When you install conda you can disable the auto activation of the base environment in your .bashrc if that helps. After install you can use:
conda config --set auto_activate_base false
Then manually conda activate each time, as David says. There shouldn’t be a need to use .bashrc at all unless you want the same conda environment every time you login.
Thanks,
Mark
@david.matthews.1’s solution of separate Conda environments should work: it has worked for me, as well.
$ conda activate environA
$ run_prog_A.py
$ conda deactivate
$ conda activate environB
$ run_prog_B.py
$ conda deactivate
If you don’t like Conda, you can use separate pipenvs. However, I find that pipenv’s are better for dev than for end-user use. YMMV. Pipenv: Python Dev Workflow for Humans — pipenv 2021.5.29 documentation
A more “forceful” method would be to build separate Singularity containers for each program. The advantage there is that you can also switch Linux distros if at all necessary.
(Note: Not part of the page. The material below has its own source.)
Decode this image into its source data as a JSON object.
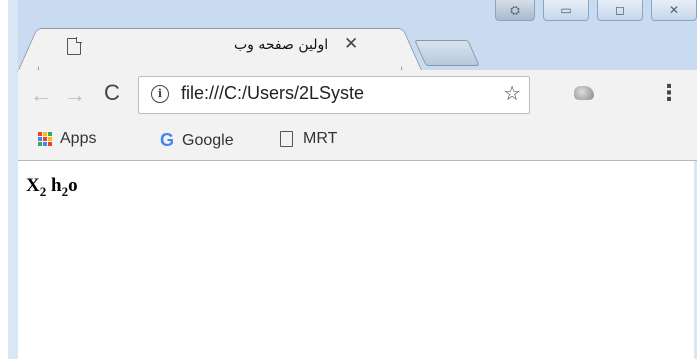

As others have said, use of .bashrc to set up a particular environment by default is not only non-ideal from the point of view that you mentioned, but can slow down logins substantially for accounts that have large or complex environments.
Here is advice that we have given people who run into this problem. Thanks to Misha Ahmadian of our Texas Tech HPCC staff for developing this material. Others have pointed to the useful tool at https://github.com/amaji/conda-env-mod that they have used with good success for this purpose.
Hope this helps.
Alan
———————————
Dear (account holder),
A very large Anaconda base environment appears to be set up in your account along with a .bashrc file that sets up this environment on each and every login. Ideally, you would set up a minimal base environment and even more ideally, not set it up by default in your .bashrc file but instead only source the conda setup shell script when you really want to use conda, and also arrange your conda environments so that they are separated by function, activating only the environment you need to perform an operation or set of closely related operations, and deactivating it when done before moving on to other steps in your workflow. Doing so will help to avoid the very slow setup that conda suffers from in large, complex environments.
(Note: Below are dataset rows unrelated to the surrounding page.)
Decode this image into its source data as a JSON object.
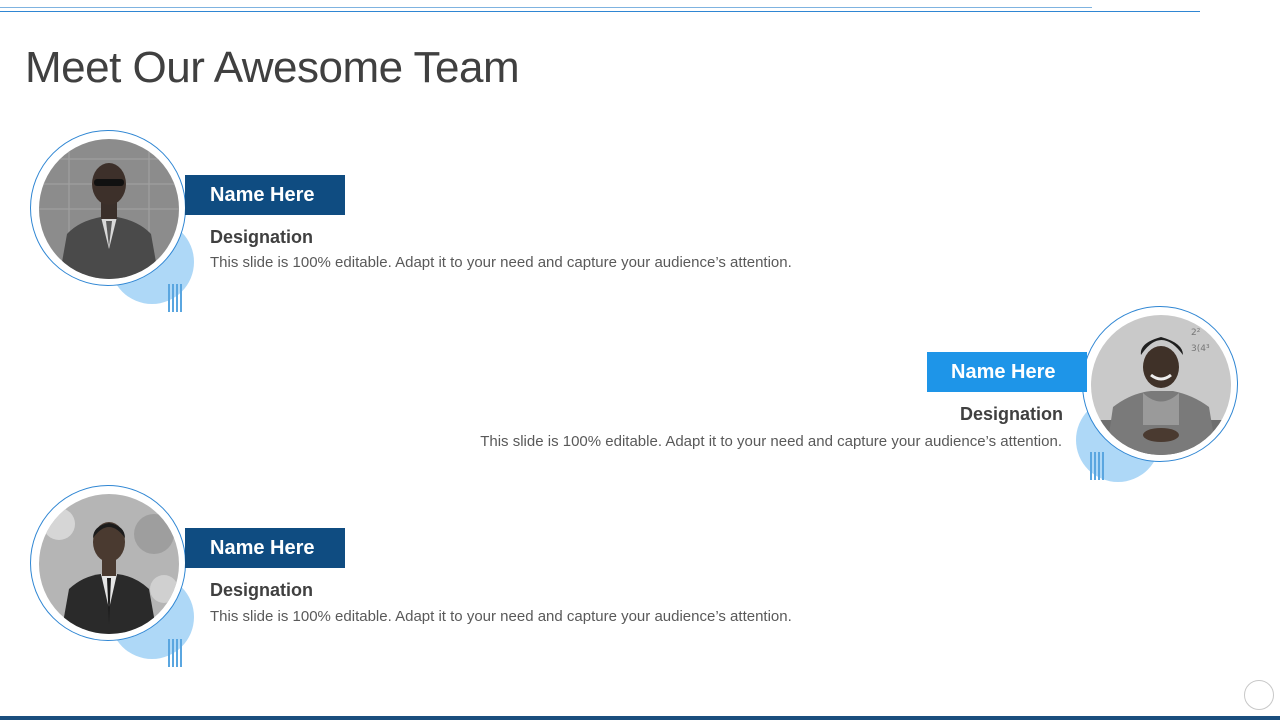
{
  "slide": {
    "title": "Meet Our Awesome Team"
  },
  "colors": {
    "primary_dark": "#0f4c81",
    "primary_light": "#1e95e8",
    "accent_circle": "#aed8f7",
    "text_dark": "#404040",
    "text_muted": "#595959"
  },
  "team": [
    {
      "name": "Name Here",
      "designation": "Designation",
      "description": "This slide is 100% editable. Adapt it to your need and capture your audience’s attention.",
      "photo": "man-in-suit-sunglasses-photo"
    },
    {
      "name": "Name Here",
      "designation": "Designation",
      "description": "This slide is 100% editable. Adapt it to your need and capture your audience’s attention.",
      "photo": "smiling-woman-at-desk-photo"
    },
    {
      "name": "Name Here",
      "designation": "Designation",
      "description": "This slide is 100% editable. Adapt it to your need and capture your audience’s attention.",
      "photo": "man-in-suit-and-tie-photo"
    }
  ]
}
If this is not possible for you, here is a suggestion from one of our staff members that can improve the login experience to HPCC login nodes for those who have conda init script in their .bashrc file by default and frequently use conda environment for Python package management. To initialize the conda environment upon login without automatically activating the “base” environment, you may follow the instructions below:
- After logging in to one of the HPCC login gateways, please deactivate the conda base env:
(base)$ conda deactivate
- Then disable the “Automatic Active Base” feature in the conda configuration:
$ conda config --set auto_activate_base False
- You can also check the conda configurations to make sure the new setup is in place:
$ conda config --show | grep auto_activate_base
- Log out, and log back into you account. You’ll see the “conda” command is still available in your session, but the (base) env is not activated yet. You may need to activate the “base” or any other conda environments whenever you need to do:
$ conda activate
For example:
$ conda activate base
(or better yet, a named environment suited for a particular set of commands, not a huge one with everything in it).
This approach would be more efficient and will allow you to activate the conda environments on-demand. Please note that with this setup in place, you’ll need to add the " conda activate " command in your job submission scripts in order to get your batch jobs to use the correct environment.